Turns out, it’s not so easy to rotate a sunken ship after all.
Salvage operators off the Italian coast ran into a couple of snags on Monday as they attempted to right the very wrong shipwreck of the Costa Concordia, which hit the rocks off the picturesque island of Giglio in Tuscany on Friday the 13th of January 2012.

First, a late-night torrential sea storm nearly halted operations. Roaring thunder and violent bolts of lightning almost seemed like an ominous warning that the ship wanted to stay just where it was. The storm delayed the placing of the command center, which was to be perched on a barge just a few feet in front of the Concordia’s bow by 6 a.m. Instead, salvage operators could only begin the command center placement three hours later.
The second glitch came a few hours after that, when some of the cables used to pull the ship upright started to slack. Operations were slowed so a team of eight technicians could shimmy up the ship to tighten up the cables.
Then, the high-tech and logistically complicated endeavor became about as exciting as watching paint dry. For more than two hours, hundreds of journalists from around the world kept their lenses fixed on the still waters, breathlessly noting that there was really nothing to note quite yet.
Then, subtly, a line of scum started to build. And then, little by little, the yellowish brown stains grew. Because the movement of the giant vessel was so slow, the only way to mark the rotation was by watching the slime line rise. It took eight hours for the ship to rotate just 10 degrees. When it hit 20 degrees early Tuesday, salvage operators found out that their plan worked, as gravity took over and the Costa Concordia essentially finished the jobs and righted itself.

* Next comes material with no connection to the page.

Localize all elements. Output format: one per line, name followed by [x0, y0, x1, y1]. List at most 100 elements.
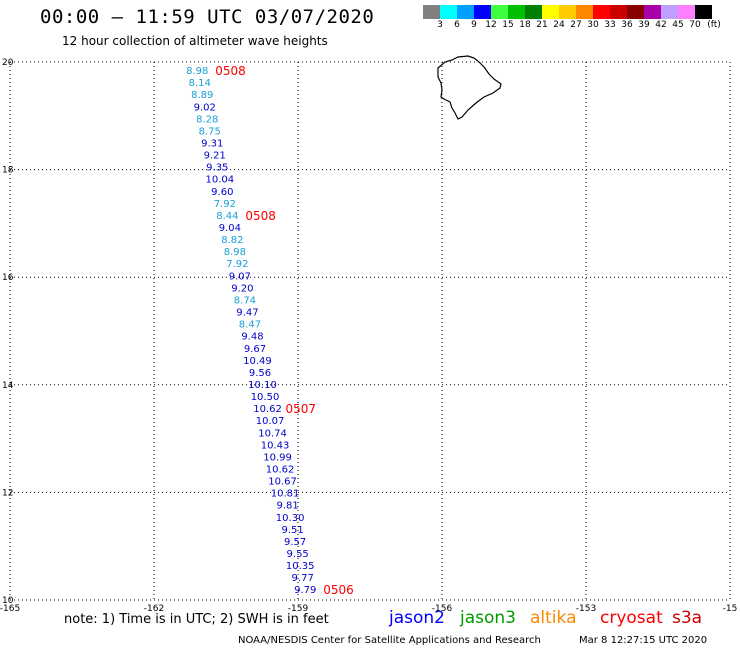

Thirty-two people died when the Concordia went down, and two of those bodies have still not been recovered. Costa officials said an initial sweep with robotic cameras did not turn up any remains, but that it was far too dangerous for divers to go down and search.
Russel Rebello, 33, from India, was a waiter on the ship and was last seen helping passengers into life boats. Maria Grazia Treccanchi, from Sicily, was celebrating her 50th birthday. She was on the phone to a friend who reportedly heard her say, “We’re sliding into the sea,” as the phone went dead. Part of the reason the Concordia wasn’t blown up or dismantled on site is because the bodies of those last remaining victims presumably might still be inside the ship.
On Monday, public-relations officials for the Costa Crociere company and a few representatives from their parent company, Carnival Cruises in Florida, scurried between television crews stationed on the Giglio harbor, shuttling between experts and salvage pundits to fill the time as the ship rotated in the background. They handed out sandwiches to hungry journalists in one of two media centers (one a floating tour boat, oddly called The Revenge, and the other a tent that had the look and feel of a cruise-ship lounge).
Costa has paid $800 million for its erstwhile captain’s mistake of ramming their ship into this island, and they seemingly felt somewhat entitled to control the message—or at least to try. Though it is hard to spin a tale like the wrecking of the Costa Concordia, especially as the crippled ship slowly rose to show its deepest wounds.
The starboard side of the ship, which has been essentially melded onto the rocks of Giglio for the 20 months since the accident, detached from the rocks without incident. But Nick Sloane, the salvage master in charge of the 500-strong crew, warned before the operation that it would look “like a high-impact car accident.” That side now has to be repaired and fitted with flotation devices that will eventually help the wreck float to the surface.
For now, though, the rotation will place the ship on underground platforms some 30 meters below the surface. The next phase of the operation is preparing for the refloat, which is scheduled to take place sometime next year.